Press release: Bill C-51 has passed but serious human rights concerns have not gone away

When Bill C-51, the Anti-terrorism Act 2015, was tabled in Parliament this spring, Canada’s leading human rights organizations called for the Bill to be withdrawn. The International Civil Liberties Monitoring Group Amnesty International, the British Columbia Civil Liberties Association, the Canadian Civil Liberties Association, the Canadian Muslim Lawyers Association, La Ligue des Droits et Libertés and the National Council of Canadian Muslims have stated from the outset that the serious human rights shortcomings in Bill C-51 are so numerous and inseparably interrelated that the Bill should be withdrawn in its entirety.
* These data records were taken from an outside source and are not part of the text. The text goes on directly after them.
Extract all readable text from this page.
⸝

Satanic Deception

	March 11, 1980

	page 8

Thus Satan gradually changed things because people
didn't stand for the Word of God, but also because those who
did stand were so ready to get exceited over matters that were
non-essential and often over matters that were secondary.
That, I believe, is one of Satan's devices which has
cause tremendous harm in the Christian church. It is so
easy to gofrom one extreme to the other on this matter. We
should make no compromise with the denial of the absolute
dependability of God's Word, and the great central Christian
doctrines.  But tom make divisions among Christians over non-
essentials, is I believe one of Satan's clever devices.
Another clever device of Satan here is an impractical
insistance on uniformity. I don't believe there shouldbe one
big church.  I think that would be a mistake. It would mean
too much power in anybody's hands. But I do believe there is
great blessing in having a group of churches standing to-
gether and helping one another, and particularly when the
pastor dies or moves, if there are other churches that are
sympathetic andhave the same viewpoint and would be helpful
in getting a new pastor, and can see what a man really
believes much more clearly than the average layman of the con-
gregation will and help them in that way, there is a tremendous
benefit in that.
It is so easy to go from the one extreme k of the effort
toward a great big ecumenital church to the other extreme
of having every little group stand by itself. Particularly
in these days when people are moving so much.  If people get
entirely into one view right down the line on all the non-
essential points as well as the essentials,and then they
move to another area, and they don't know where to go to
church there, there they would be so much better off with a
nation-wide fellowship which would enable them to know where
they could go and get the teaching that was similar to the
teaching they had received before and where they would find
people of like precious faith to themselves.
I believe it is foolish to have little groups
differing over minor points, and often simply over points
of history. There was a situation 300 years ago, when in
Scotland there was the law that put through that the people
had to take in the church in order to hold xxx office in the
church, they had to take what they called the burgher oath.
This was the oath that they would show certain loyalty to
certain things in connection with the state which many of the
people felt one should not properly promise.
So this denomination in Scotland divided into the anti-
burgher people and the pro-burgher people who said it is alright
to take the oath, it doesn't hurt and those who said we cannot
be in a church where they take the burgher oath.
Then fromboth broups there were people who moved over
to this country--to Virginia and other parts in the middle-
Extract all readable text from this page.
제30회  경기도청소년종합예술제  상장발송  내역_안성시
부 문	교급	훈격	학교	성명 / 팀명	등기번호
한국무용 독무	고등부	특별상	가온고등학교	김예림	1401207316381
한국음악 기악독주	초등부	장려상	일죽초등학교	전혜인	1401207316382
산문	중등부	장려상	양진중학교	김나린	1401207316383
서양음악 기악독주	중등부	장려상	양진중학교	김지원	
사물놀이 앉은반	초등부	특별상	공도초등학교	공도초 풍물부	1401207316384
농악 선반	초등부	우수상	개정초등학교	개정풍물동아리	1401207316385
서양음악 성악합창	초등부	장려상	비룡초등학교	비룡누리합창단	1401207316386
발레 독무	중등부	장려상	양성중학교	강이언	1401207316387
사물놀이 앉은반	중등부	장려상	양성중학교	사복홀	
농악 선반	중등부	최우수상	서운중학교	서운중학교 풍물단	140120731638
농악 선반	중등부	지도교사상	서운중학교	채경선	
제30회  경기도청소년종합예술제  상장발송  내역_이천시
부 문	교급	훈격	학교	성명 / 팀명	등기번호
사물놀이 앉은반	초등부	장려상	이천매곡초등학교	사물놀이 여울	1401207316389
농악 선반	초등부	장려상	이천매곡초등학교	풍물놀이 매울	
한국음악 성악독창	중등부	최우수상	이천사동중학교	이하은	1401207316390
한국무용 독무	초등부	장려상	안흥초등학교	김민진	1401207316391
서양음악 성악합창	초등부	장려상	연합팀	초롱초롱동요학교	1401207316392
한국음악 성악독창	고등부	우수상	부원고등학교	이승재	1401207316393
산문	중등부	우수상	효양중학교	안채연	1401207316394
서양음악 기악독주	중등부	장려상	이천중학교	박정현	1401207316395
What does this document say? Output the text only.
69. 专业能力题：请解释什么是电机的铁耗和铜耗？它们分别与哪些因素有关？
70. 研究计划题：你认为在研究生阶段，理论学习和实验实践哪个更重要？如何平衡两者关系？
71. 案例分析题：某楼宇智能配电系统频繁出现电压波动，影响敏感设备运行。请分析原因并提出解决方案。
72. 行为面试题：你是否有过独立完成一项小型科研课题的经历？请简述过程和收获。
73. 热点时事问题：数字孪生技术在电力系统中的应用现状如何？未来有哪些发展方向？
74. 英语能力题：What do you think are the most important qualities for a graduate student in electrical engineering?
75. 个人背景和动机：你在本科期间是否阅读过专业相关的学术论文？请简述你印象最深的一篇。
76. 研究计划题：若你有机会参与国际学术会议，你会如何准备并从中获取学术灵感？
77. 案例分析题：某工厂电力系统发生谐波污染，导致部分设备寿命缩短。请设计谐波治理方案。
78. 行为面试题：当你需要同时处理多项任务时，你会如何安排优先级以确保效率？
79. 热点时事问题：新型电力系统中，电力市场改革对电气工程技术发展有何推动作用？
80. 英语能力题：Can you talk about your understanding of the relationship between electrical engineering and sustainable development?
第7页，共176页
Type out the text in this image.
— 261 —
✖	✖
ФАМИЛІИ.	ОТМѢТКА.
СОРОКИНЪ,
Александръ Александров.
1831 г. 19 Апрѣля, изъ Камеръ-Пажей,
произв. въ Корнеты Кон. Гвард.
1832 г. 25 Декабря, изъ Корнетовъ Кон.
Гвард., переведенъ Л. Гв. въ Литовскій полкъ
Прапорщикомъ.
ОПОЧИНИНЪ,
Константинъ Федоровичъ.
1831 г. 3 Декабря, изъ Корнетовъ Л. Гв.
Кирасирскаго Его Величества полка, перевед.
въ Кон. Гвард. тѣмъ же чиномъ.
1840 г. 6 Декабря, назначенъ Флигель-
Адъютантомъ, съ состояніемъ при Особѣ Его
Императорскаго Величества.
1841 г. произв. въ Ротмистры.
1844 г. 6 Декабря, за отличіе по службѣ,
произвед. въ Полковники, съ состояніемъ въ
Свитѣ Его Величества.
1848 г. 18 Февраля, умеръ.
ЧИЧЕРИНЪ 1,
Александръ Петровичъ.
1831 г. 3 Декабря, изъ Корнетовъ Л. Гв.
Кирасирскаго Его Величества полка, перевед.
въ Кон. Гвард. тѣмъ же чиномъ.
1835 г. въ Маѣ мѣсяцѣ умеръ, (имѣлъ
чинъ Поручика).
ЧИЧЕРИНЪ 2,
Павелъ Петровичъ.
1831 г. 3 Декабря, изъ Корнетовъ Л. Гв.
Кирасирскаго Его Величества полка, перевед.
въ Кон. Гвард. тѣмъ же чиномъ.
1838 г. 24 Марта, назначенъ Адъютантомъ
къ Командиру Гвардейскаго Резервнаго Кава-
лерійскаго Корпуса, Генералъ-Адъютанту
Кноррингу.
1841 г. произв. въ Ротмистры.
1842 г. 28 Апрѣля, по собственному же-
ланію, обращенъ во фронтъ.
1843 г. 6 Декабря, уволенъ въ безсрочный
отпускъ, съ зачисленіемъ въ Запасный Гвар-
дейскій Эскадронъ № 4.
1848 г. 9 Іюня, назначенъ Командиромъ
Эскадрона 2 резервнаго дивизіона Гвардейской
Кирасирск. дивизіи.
We believe that any national security law reform should instead, first, be convincingly demonstrated to be necessary and should then proceed only in a manner that is wholly consistent with the Canadian Charter of Rights and Freedoms and the country’s international human rights obligations.

Disappointingly, Bill C-51 has passed and is poised to become law. But the fight isn’t over yet. Too much is at stake. Over the past few months, we saw public concern and opposition to Bill C-51 grow as Canadians learned more about the Bill and the threat it poses to fundamental rights and freedoms. Now that it has passed, if we are to see the Anti-terrorism Act 2015 repealed, it is crucial that Canadians continue to have conversations in the months to come about security, human rights, and basic freedoms – with each other and with those seeking office in the fall’s federal election. We believe that the government has never made the case for Bill C-51 beyond the simple assertion that it “needs” additional powers to protect public safety. But it has provided no explanation as to why Canada’s spy agency needs unprecedented and troubling disruption powers.  It has not made a credible case for the vast, opaque and unaccountable all-of-government information sharing regime Bill C-51 creates.  And, it has provided no evidence for how no-fly lists with appeal provisions that lack due process actually improve aviation security and public safety.